Southern Ocean drivers of Equatorial Pacific O2 changes over the 21st century in a large ensemble suite with GFDL's ESM2M earth system model

Future evolution of the degree of oxygenation of the ocean expected to have important implications for future ocean ecosystem health. Recently published analyses of changes in ocean oxygen inventories in the current generation of earth system models reveal important projected differences in the equatorial Pacific (EQPAC; 15°N-15°S) oxygen inventories in response to 21^stcentury climate perturbations. For the EQPAC, there is disagreement in not only the amplitude of oxygen response, but also the sign of response. This degree of uncertainty in model-derived projections underscores the need for improved understanding of the oceanic controls of oxygen inventories in the EQPAC.
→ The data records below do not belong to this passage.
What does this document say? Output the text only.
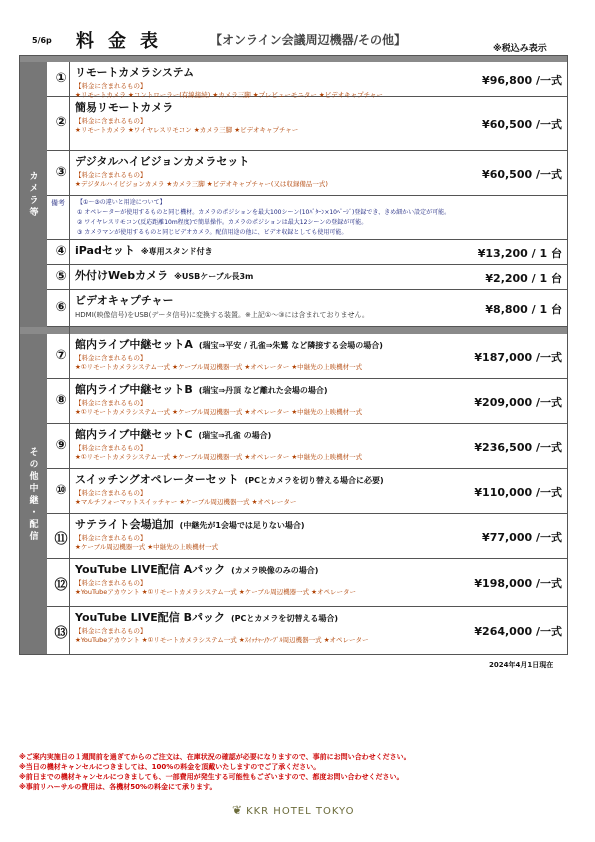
5/6p 料金表	【オンライン会議周辺機器/その他】
※税込み表示
カメラ等
その他中継・配信
① リモートカメラシステム
【料金に含まれるもの】
★リモートカメラ ★コントローラー(有線接続) ★カメラ三脚 ★プレビューモニター ★ビデオキャプチャー
¥96,800 /一式
②
簡易リモートカメラ
【料金に含まれるもの】
★リモートカメラ ★ワイヤレスリモコン ★カメラ三脚 ★ビデオキャプチャー	¥60,500 /一式
③
デジタルハイビジョンカメラセット
【料金に含まれるもの】
★デジタルハイビジョンカメラ ★カメラ三脚 ★ビデオキャプチャー(又は収録備品一式)
¥60,500 /一式
④ iPadセット ※専用スタンド付き	¥13,200 / 1 台
⑤ 外付けWebカメラ ※USBケーブル長3m	¥2,200 / 1 台
⑥ ビデオキャプチャー
HDMI(映像信号)をUSB(データ信号)に変換する装置。※上記①～③には含まれておりません。	¥8,800 / 1 台
⑦
館内ライブ中継セットA (瑞宝⇒平安 / 孔雀⇒朱鷺 など隣接する会場の場合)
【料金に含まれるもの】
★①リモートカメラシステム一式 ★ケーブル周辺機器一式 ★オペレーター ★中継先の上映機材一式
¥187,000 /一式
⑧
館内ライブ中継セットB (瑞宝⇒丹頂 など離れた会場の場合)
【料金に含まれるもの】
★①リモートカメラシステム一式 ★ケーブル周辺機器一式 ★オペレーター ★中継先の上映機材一式
¥209,000 /一式
⑨
館内ライブ中継セットC (瑞宝⇒孔雀 の場合)
【料金に含まれるもの】
★①リモートカメラシステム一式 ★ケーブル周辺機器一式 ★オペレーター ★中継先の上映機材一式
¥236,500 /一式
⑩
スイッチングオペレーターセット (PCとカメラを切り替える場合に必要)
【料金に含まれるもの】
★マルチフォーマットスイッチャー ★ケーブル周辺機器一式 ★オペレーター
¥110,000 /一式
⑪
サテライト会場追加 (中継先が1会場では足りない場合)
【料金に含まれるもの】
★ケーブル周辺機器一式 ★中継先の上映機材一式
¥77,000 /一式
⑫
YouTube LIVE配信 Aパック (カメラ映像のみの場合)
【料金に含まれるもの】
★YouTubeアカウント ★①リモートカメラシステム一式 ★ケーブル周辺機器一式 ★オペレーター
¥198,000 /一式
⑬
YouTube LIVE配信 Bパック (PCとカメラを切替える場合)
【料金に含まれるもの】
★YouTubeアカウント ★①リモートカメラシステム一式 ★ｽｲｯﾁｬｰ/ｹｰﾌﾞﾙ周辺機器一式 ★オペレーター
¥264,000 /一式
備考 【①～③の違いと用途について】
① オペレーターが使用するものと同じ機材。カメラのポジションを最大100シーン(10ﾊﾟﾀｰﾝ×10ﾍﾟｰｼﾞ)登録でき、きめ細かい設定が可能。
② ワイヤレスリモコン(反応距離10m程度)で簡単操作。カメラのポジションは最大12シーンの登録が可能。
③ カメラマンが使用するものと同じビデオカメラ。配信用途の他に、ビデオ収録としても使用可能。
2024年4月1日現在
※ご案内実施日の１週間前を過ぎてからのご注文は、在庫状況の確認が必要になりますので、事前にお問い合わせください。
※当日の機材キャンセルにつきましては、100%の料金を頂戴いたしますのでご了承ください。
※前日までの機材キャンセルにつきましても、一部費用が発生する可能性もございますので、都度お問い合わせください。
※事前リハーサルの費用は、各機材50%の料金にて承ります。
❦ KKR HOTEL TOKYO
Here we consider the mechanistic controls on EQPAC oxygen inventories using a large 30-member ensemble suite with GFDL’s ESM2M under historical/RCP8.5 forcings over 1950-2100. Our main finding is that 21^st century oxygen perturbations within the EQPAC are dominated by deep ocean changes, reflecting non-local perturbations over the Southern Ocean that are propagated into the low latitudes with planetary waves. The role of coastal and equatorial Kelvin waves in a teleconnected EQPAC response from the Southern Ocean is consistent with the fact that projected decreases in oxygen concentrations and inventories occurs for waters whose ventilation timescale is significantly longer than the duration of the historical/RCP8.5 perturbations. Five members of the full suite of 30 runs exhibit polynyas centered near the year 2000, and these polynya members exhibit a decreased rate of de-oxygenation in the EQPAC region relative to the 25 non-polynya members. The polynya response in the tropics also manifests itself through the propagation of planetary waves from the Southern Ocean into the EQPAC region.